Trenton is a town in Dodge County, Wisconsin, United States. The population was 1,219 at the 2020 census.

==Geography==
According to the United States Census Bureau, the town has a total area of 54.4 square miles (140.8 km^{2}), of which 53.9 square miles (139.5 km^{2}) is land and 0.5 square mile (1.3 km^{2}) (0.96%) is water.

==Demographics==
At the 2000 census there were 1,301 people, 456 households, and 378 families living in the town. The population density was 24.2 people per square mile (9.3/km^{2}). There were 471 housing units at an average density of 8.7 per square mile (3.4/km^{2}). The racial makeup of the town was 98.31% White, 0.61% African American, 0.38% Native American, 0.23% Asian, and 0.46% from two or more races. Hispanic or Latino of any race were 0.92%.

Of the 456 households 36.8% had children under the age of 18 living with them, 75.2% were married couples living together, 3.9% had a female householder with no husband present, and 17.1% were non-families. 12.7% of households were one person and 5.0% were one person aged 65 or older. The average household size was 2.85 and the average family size was 3.14.

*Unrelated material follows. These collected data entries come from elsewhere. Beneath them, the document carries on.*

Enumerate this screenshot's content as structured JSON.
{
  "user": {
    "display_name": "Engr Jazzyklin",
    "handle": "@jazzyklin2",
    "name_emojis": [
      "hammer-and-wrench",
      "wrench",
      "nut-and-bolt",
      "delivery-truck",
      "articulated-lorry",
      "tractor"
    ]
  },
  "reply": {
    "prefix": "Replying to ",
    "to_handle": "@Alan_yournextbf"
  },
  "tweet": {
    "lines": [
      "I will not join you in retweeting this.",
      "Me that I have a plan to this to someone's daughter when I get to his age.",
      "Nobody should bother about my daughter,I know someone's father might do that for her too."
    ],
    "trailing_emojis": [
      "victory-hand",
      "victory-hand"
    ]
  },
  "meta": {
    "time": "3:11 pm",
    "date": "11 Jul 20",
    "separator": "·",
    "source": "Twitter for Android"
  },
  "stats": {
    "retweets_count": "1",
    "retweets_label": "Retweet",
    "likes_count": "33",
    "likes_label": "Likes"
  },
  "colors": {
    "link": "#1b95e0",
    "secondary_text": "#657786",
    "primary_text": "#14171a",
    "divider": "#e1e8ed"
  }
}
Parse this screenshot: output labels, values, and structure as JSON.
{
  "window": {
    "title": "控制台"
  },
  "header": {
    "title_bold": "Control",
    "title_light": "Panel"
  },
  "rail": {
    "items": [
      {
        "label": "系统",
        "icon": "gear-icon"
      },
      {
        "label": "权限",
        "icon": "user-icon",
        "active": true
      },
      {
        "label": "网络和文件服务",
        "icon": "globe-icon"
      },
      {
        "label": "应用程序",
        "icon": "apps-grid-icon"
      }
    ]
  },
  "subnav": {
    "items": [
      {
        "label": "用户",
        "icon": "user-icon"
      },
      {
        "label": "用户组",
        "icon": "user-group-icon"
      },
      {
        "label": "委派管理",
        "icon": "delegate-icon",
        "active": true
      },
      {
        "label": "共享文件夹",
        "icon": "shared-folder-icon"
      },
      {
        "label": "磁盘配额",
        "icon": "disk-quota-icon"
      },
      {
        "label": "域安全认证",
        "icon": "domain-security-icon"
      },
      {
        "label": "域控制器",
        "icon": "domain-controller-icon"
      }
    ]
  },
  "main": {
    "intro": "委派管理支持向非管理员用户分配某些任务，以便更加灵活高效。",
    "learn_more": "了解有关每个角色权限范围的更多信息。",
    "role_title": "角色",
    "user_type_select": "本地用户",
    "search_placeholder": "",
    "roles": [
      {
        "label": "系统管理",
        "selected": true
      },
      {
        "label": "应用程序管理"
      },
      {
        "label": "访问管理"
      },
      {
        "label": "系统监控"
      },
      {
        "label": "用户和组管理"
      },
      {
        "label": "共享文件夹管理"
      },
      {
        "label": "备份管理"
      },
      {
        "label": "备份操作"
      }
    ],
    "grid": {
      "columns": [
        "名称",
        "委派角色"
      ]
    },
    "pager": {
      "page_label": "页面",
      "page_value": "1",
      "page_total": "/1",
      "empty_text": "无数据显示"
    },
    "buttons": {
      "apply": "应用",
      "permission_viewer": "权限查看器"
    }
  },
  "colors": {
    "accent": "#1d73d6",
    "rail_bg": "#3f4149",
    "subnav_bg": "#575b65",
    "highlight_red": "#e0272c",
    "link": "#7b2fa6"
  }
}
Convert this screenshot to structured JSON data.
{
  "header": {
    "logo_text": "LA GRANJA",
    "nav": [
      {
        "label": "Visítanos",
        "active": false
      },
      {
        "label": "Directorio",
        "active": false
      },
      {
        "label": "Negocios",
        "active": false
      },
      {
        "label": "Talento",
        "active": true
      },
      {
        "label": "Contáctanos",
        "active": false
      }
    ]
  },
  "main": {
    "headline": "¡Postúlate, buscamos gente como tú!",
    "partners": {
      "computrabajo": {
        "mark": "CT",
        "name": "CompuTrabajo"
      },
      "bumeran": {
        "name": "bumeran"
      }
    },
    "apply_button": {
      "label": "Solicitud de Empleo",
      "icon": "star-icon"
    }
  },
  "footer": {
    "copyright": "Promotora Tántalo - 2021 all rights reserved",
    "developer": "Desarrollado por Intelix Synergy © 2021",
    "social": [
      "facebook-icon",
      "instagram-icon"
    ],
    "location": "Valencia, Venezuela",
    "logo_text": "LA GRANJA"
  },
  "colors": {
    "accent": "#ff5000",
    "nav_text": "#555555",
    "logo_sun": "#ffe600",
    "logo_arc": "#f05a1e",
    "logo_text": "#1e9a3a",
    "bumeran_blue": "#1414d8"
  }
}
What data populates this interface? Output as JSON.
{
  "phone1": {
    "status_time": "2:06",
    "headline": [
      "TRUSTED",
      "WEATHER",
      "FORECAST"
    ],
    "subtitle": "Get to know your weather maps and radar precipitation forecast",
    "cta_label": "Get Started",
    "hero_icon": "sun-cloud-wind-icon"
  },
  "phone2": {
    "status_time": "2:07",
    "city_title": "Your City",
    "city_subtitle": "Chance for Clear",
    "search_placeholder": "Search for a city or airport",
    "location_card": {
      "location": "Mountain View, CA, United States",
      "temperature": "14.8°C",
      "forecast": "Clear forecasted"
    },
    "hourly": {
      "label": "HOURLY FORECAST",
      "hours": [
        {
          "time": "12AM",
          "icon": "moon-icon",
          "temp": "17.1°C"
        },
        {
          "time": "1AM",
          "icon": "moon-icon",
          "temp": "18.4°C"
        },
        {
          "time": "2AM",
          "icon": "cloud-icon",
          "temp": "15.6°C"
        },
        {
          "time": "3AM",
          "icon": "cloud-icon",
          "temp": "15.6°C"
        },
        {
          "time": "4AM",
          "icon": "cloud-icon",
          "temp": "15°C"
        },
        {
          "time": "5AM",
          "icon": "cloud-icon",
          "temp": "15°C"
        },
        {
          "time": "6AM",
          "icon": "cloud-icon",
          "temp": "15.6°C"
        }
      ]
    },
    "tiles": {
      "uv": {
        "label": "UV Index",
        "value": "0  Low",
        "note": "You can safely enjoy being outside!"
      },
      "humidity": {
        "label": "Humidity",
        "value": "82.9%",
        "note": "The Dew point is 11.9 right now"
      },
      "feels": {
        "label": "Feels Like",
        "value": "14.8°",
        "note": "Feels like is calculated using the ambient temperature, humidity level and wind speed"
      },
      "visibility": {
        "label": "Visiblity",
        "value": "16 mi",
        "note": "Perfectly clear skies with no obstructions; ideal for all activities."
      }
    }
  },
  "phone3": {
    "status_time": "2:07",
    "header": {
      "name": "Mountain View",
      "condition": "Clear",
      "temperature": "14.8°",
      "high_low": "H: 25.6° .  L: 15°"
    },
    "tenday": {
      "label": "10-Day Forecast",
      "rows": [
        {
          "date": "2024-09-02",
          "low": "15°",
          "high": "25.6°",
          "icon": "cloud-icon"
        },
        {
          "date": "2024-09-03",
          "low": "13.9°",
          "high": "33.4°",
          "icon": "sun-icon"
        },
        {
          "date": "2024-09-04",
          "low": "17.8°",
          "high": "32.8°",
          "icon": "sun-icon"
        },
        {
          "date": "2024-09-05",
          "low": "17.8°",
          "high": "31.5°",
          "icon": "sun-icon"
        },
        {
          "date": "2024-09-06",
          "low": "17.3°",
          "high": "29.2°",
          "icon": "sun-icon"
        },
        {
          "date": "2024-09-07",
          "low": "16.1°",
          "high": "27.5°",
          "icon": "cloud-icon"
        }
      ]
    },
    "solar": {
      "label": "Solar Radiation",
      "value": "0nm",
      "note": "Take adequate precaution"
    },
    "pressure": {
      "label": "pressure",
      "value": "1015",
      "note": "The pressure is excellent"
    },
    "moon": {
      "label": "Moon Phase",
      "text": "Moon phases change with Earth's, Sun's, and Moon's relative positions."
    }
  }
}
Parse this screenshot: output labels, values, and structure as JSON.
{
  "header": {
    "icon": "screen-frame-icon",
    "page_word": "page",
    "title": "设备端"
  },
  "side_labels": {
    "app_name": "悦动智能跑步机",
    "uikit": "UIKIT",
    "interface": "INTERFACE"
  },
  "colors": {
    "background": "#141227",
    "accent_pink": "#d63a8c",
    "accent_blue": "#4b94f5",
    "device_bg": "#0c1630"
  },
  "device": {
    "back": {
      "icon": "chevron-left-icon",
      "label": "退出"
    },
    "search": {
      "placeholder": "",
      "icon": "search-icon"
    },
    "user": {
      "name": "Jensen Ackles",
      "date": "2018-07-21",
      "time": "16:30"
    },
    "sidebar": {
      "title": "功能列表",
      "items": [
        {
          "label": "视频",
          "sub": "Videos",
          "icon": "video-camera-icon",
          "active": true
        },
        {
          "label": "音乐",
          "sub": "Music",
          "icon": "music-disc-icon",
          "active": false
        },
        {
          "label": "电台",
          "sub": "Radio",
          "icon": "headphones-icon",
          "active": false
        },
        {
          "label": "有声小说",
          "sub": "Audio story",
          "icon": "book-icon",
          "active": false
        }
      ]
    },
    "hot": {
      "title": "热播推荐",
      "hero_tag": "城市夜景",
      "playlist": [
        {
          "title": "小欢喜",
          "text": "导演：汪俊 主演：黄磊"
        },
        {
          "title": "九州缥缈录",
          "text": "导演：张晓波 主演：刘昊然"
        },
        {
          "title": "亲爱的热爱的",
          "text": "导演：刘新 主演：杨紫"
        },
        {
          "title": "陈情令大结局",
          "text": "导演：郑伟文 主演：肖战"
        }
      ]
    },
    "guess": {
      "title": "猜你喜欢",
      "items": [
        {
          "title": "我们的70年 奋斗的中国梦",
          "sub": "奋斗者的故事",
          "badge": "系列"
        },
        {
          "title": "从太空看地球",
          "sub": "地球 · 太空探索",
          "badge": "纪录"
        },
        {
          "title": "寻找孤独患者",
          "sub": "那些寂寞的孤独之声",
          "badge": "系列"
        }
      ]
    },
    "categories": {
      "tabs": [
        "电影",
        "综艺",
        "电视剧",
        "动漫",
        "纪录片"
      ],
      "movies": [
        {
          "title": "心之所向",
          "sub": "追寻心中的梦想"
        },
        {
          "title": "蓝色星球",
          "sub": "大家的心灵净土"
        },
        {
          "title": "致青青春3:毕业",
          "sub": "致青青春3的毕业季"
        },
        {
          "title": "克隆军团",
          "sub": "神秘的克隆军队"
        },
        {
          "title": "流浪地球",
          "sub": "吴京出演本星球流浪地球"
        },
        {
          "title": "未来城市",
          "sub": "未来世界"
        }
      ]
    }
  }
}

The age distribution was 27.1% under the age of 18, 6.6% from 18 to 24, 29.5% from 25 to 44, 26.1% from 45 to 64, and 10.7% 65 or older. The median age was 39 years. For every 100 females, there were 112.6 males. For every 100 females age 18 and over, there were 111.8 males.

The median household income was $50,820 and the median family income was $52,407. Males had a median income of $35,167 versus $23,750 for females. The per capita income for the town was $19,374. About 4.8% of families and 4.4% of the population were below the poverty line, including 2.5% of those under age 18 and 7.0% of those age 65 or over.